Llega a las pantallas españolas una polémica súper producción dirigida principalmente a los niños y que han osado etiquetarla como "película familiar".

   El filme está basado en una serie de libros del autor británico ateo Phillip Pullman -quien ya ha cargado contra la Iglesia en otras ocasiones-, y que pretende construir historias en contra de las verdades de fe y cuestiones de hondura moral que destapaban Las Crónicas de Narnia. De esta manera, Pullman quiere conducir a los niños hacia el ateísmo relativista que tan de moda de pone en turbios ambientes, y dado que el cine es el vehículo que mejor influye en la conducta humana, sirvan las siguientes líneas para aclarar el contenido de La brújula dorada.

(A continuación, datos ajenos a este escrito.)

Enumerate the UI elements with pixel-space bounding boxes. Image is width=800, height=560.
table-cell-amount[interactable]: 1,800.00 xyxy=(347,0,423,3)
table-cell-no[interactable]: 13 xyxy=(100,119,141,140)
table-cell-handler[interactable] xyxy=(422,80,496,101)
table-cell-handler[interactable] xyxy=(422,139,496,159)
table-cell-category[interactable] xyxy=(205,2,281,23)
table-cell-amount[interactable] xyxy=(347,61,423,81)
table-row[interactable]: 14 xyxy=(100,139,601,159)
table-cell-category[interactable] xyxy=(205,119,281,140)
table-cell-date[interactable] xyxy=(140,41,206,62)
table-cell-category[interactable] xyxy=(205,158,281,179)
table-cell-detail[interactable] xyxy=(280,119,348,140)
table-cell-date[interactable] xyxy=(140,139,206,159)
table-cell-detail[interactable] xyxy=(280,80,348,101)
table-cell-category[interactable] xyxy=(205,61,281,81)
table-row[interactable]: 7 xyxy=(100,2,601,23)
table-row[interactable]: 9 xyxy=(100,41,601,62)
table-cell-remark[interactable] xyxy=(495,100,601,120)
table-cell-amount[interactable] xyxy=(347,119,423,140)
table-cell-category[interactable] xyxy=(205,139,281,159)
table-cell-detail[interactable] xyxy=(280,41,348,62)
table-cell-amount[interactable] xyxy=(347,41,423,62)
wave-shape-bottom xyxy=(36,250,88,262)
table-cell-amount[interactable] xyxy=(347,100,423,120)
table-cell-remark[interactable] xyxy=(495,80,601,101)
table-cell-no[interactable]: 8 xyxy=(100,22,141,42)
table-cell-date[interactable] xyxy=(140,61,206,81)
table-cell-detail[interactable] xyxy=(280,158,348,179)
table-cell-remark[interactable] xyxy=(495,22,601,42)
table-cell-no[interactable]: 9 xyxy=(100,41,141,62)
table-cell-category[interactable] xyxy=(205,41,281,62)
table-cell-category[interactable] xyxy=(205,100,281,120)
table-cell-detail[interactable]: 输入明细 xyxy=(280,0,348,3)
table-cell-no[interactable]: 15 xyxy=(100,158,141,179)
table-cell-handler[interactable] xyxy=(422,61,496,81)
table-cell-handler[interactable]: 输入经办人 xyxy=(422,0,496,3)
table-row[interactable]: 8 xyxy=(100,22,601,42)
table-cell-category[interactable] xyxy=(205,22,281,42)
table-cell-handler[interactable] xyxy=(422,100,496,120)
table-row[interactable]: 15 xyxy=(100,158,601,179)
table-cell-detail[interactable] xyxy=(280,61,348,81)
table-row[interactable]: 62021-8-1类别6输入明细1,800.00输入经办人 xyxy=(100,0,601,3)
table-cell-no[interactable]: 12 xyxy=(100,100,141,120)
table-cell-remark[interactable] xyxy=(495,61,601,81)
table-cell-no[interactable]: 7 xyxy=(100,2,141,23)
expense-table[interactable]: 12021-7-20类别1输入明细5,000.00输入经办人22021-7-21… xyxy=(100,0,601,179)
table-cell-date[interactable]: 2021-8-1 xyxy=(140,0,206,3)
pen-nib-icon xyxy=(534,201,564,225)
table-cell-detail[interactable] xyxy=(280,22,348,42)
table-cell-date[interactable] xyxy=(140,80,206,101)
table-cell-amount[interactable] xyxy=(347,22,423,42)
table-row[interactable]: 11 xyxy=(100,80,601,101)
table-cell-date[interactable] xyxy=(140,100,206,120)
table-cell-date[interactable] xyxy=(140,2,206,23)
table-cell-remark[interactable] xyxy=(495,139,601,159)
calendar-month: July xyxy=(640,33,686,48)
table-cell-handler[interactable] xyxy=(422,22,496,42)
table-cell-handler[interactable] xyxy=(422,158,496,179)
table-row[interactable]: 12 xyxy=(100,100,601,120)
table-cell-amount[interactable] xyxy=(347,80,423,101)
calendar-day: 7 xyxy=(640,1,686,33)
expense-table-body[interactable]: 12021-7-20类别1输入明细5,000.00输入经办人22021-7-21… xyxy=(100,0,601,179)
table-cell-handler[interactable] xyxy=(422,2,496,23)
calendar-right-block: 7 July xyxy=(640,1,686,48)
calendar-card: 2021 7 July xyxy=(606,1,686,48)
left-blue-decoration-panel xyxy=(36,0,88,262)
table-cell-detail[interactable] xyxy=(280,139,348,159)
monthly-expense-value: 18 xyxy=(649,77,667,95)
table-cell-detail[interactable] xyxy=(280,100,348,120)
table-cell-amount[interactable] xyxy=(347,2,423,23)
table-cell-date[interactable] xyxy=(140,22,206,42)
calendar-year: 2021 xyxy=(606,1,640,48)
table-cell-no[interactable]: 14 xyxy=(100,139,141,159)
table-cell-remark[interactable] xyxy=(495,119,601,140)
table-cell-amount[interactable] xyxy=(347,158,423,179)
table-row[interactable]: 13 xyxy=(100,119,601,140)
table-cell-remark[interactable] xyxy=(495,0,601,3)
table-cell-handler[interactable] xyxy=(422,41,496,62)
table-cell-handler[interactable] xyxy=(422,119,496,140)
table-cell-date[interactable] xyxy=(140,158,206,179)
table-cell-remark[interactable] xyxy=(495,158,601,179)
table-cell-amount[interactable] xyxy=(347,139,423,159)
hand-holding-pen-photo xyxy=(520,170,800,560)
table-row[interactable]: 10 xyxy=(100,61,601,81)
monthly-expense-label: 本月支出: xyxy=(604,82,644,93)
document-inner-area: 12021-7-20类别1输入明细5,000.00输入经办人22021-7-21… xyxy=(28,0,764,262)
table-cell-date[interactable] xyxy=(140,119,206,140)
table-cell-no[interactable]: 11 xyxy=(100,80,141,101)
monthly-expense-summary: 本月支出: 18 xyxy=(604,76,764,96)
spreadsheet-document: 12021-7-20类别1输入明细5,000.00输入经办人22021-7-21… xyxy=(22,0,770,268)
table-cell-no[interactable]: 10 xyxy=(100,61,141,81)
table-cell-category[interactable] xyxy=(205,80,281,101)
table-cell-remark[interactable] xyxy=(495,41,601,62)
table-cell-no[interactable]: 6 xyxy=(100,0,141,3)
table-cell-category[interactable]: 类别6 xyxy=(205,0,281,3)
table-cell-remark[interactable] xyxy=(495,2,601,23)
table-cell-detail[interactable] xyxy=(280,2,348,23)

   En esencia, los principales malhechores en la serie de libros lo constituye el Magisterium, "formado por cardenales y el mismo Papa". Servida esta premisa, la película presenta la heroína como una niña que "necesita" matar a Dios para así liberar al mundo de su tiranía. Además, el filme está presentado de tal manera -efectos especiales deslumbrantes, grandes figuras del cine como Nicole Kidman, Sam Elliott o Eva Green- que si no se tienen en cuenta las consideraciones antedichas,  podría calar de manera subrepticia en las mentes juveniles e incluso en las familias sin auténtico juicio crítico en torno a las cuestiones morales.

   La brújula dorada
se ambienta en un mundo paralelo, donde las almas humanas toman la forma de compañeros del género animal. Una niña se coloca entre el fin de la libre voluntad y el inicio de una nueva era. Los rumores que corren entre los navegantes Gipcios (Giptanos), que han perdido a muchos de los suyos a manos de los secuestradores, es que se están llevando los niños a una estación experimental en el norte para someterlos a experimentos innombrables.
 
   A pesar de que la película tiene acción, es entretenida, tiene ritmo y está bien interpretada, su puesta en escena pasa de la luz a la tibieza de la niebla rápidamente, el apagado vestuario de los niños que aparece en la película parece extraído del Oliver Twist de Polanski, y el que no tiene desperdicio es el de los miembros del Magisterium, con alzacuellos y dalmáticas de la época de la Ilustración, todo él de tono oscuro, como en el conjunto global que domina la película. Por si esto fuera poco, la atmósfera que recrea la historia es gris, triste y pesimista, el hermetismo de sus personajes resulta abrumador, además de contar con dosis de violencia sin venir a cuento.
 
   Total, que quien esté pendiente de estas cuestiones, encontrará suficientes elementos que dañan a la Institución eclesiástica, y quien no atienda a ellas se topará con una historia de magia y fantasía previsible, indiferente, tópica y facilona por su elemental argumento y sobre todo olvidable y desaconsejable.
 
   La brújula dorada se estrenará en España el 5 de diciembre.